- Journal club critique
- Open Access
Is albumin use SAFE in patients with traumatic brain injury?
© BioMed Central Ltd 2010
- Published: 9 April 2010
Evidence-Based Medicine Journal Club
Edited by: Eric B Milbrandt. University of Pittsburgh Department of Critical Care Medicine
Myburgh J, Cooper DJ, Finfer S, Bellomo R, Norton R, Bishop N, Kai LS, Vallance S: Saline or albumin for fluid resuscitation in patients with traumatic brain injury. N Engl J Med 2007, 357:874-884 .
The Saline versus Albumin Fluid Evaluation study suggested that patients with traumatic brain injury resuscitated with albumin had a higher mortality rate than those resuscitated with saline. The SAFE investigators conducted a post hoc follow-up study of patients with traumatic brain injury who were enrolled in the study.
The aims of the study were to document baseline characteristics that are known to influence outcomes from traumatic brain injury in the albumin and saline groups and to compare death and functional neurologic outcomes in the two groups 24 months after randomization.
A post hoc follow-up study of patients with traumatic brain injury who were enrolled in the SAFE study. Setting: Intensive care units of 16 academic tertiary hospitals in Australia and New Zealand.
460 patients 18 years or older with traumatic brain injury (i.e., a history of trauma, evidence of head trauma on a computed tomographic [CT] scan, and a score of ≤ 13 on the Glasgow Coma Scale [GCS]).
231 (50.2%) received four percent albumin and 229 (49.8%) received saline.
The primary outcome measures were the mortality rate and functional neurologic outcome 24 months after randomization. Multivariate logistic-regression was used to adjustment for baseline covariates known to be associated with increased mortality from traumatic brain injury (age older than 60 years, GCS score of 8, systolic pressure of <90 mm Hg, and traumatic subarachnoid hemorrhage). Analyses were conducted in all patients and in subgroups according to severity of traumatic brain injury.

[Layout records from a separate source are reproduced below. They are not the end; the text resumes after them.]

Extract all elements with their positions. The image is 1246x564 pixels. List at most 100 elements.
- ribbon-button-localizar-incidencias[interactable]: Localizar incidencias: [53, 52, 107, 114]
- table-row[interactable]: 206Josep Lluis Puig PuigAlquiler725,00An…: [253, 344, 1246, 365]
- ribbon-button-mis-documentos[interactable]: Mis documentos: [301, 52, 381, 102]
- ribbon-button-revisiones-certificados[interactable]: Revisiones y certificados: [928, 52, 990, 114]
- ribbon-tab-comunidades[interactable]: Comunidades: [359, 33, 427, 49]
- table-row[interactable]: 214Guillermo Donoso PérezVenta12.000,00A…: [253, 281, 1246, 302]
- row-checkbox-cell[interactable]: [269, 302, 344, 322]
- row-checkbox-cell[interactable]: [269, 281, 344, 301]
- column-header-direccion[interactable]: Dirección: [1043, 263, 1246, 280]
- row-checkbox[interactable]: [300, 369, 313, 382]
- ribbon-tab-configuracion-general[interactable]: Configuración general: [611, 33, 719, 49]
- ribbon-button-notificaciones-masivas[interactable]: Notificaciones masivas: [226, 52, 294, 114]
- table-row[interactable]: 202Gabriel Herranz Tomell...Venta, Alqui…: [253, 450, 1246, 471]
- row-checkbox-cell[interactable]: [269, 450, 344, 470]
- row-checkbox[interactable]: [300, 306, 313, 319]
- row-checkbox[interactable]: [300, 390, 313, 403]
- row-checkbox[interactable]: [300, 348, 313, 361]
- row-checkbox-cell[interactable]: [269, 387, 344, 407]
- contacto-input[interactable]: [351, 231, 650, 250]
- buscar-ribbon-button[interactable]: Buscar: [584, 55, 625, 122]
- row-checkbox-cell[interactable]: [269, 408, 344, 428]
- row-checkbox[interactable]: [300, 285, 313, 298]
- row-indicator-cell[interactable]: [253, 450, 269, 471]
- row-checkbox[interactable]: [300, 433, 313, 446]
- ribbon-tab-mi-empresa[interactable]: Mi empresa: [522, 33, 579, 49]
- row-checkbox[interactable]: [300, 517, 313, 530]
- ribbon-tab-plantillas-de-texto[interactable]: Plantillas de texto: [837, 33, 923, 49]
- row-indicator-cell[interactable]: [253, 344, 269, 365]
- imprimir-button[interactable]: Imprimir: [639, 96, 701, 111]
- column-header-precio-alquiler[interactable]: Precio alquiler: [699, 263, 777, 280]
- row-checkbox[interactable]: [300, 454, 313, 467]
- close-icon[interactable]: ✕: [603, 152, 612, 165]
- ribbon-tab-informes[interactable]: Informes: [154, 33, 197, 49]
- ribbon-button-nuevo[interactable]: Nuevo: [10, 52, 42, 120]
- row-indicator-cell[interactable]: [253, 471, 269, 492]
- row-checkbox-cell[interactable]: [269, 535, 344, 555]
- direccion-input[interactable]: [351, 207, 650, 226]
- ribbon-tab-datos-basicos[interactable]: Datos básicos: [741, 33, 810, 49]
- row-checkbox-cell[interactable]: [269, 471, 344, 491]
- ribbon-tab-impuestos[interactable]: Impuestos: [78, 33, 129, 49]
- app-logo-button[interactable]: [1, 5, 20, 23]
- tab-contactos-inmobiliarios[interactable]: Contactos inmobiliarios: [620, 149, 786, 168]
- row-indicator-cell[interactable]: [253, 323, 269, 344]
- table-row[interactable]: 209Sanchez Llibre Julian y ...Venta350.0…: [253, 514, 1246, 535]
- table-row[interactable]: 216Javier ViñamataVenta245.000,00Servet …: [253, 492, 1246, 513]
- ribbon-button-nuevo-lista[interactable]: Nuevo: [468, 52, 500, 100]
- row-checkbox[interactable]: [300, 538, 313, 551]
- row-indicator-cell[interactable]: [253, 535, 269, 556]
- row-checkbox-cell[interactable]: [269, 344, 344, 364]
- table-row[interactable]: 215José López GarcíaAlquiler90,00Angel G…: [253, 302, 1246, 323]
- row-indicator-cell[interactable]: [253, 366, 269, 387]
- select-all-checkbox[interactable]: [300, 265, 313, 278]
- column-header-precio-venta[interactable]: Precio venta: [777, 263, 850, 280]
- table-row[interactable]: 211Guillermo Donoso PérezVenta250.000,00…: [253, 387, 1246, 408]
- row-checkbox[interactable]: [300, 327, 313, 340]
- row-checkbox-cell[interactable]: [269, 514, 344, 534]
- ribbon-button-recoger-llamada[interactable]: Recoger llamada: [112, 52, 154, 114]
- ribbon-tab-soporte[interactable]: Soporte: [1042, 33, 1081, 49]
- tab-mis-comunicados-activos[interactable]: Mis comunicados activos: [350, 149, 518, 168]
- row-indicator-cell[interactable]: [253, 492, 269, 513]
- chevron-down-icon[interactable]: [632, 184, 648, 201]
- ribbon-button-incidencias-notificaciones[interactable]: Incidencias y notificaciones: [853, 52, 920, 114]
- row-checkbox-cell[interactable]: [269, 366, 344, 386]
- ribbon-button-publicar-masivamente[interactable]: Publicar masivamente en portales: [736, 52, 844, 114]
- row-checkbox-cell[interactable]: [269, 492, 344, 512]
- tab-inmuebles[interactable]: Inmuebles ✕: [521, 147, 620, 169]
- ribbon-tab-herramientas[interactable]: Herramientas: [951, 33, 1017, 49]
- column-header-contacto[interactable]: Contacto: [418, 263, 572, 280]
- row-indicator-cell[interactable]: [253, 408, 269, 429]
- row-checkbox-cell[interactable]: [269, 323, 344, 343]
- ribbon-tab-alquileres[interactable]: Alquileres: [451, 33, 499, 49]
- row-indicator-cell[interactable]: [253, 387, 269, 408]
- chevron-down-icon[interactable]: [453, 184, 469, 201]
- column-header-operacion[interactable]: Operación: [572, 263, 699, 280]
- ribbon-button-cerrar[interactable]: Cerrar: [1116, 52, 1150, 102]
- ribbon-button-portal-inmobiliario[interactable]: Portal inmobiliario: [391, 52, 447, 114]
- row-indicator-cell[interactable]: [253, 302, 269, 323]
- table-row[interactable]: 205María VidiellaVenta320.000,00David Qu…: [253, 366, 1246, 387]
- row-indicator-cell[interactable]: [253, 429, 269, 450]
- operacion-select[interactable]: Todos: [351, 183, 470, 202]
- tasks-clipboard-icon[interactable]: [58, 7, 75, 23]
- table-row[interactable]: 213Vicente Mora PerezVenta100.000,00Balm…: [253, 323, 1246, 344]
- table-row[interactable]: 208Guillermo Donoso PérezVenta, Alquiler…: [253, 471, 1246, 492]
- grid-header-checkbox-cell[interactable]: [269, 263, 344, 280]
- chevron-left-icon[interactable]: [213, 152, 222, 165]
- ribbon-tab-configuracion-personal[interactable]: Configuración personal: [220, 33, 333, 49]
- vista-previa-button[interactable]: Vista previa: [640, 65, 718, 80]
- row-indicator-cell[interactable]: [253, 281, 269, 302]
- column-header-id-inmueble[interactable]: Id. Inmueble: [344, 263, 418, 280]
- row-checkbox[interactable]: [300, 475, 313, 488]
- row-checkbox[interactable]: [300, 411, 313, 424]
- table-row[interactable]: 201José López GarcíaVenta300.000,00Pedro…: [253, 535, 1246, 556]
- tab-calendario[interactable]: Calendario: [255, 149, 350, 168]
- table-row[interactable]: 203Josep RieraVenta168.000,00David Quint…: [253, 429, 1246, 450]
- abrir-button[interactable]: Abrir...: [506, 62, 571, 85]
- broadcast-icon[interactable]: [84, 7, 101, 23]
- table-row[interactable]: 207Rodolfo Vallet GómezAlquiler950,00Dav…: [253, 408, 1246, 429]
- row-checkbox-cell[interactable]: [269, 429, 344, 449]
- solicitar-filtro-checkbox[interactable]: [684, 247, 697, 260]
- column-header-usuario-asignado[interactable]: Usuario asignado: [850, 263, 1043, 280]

The subgroup of patients with GCS scores of 3 to 8 were classified as having severe brain injury (160 [69.3%] in the albumin group and 158 [69.0%] in the saline group). Demographic characteristics and severity of brain injury were similar at baseline. At 2 years, 71 of 214 patients in the albumin group (33.2%) had died, as compared with 42 of 206 in the saline group (20.4%) (relative risk, 1.63; 95% confidence interval [CI], 1.17 to 2.26; P = 0.003). Among patients with severe brain injury, 61 of 146 patients in the albumin group (41.8%) died, as compared with 32 of 144 in the saline group (22.2%) (relative risk, 1.88; 95% CI, 1.31 to 2.70; P < 0.001); among patients with GCS scores of 9 to 12, death occurred in 8 of 50 patients in the albumin group (16.0%) and 8 of 37 in the saline group (21.6%) (relative risk, 0.74; 95% CI, 0.31 to 1.79; P = 0.50).
In this post hoc study of critically ill patients with traumatic brain injury, fluid resuscitation with albumin was associated with higher mortality rates than was resuscitation with saline.
(Current Controlled Trials number, ISRCTN76588266.)
The findings of SAFE-TBI are another important addition to the unfavorable existing literature concerning the superiority of colloid over crystalloid. Based on the current evidence and the fact that albumin is far more expensive than crystalloids, it seems reasonable to avoid the use of albumin when resuscitating patients with severe TBI. Adequately powered randomized controlled trials will be needed to definitely answer the question of which resuscitation fluid to use in TBI.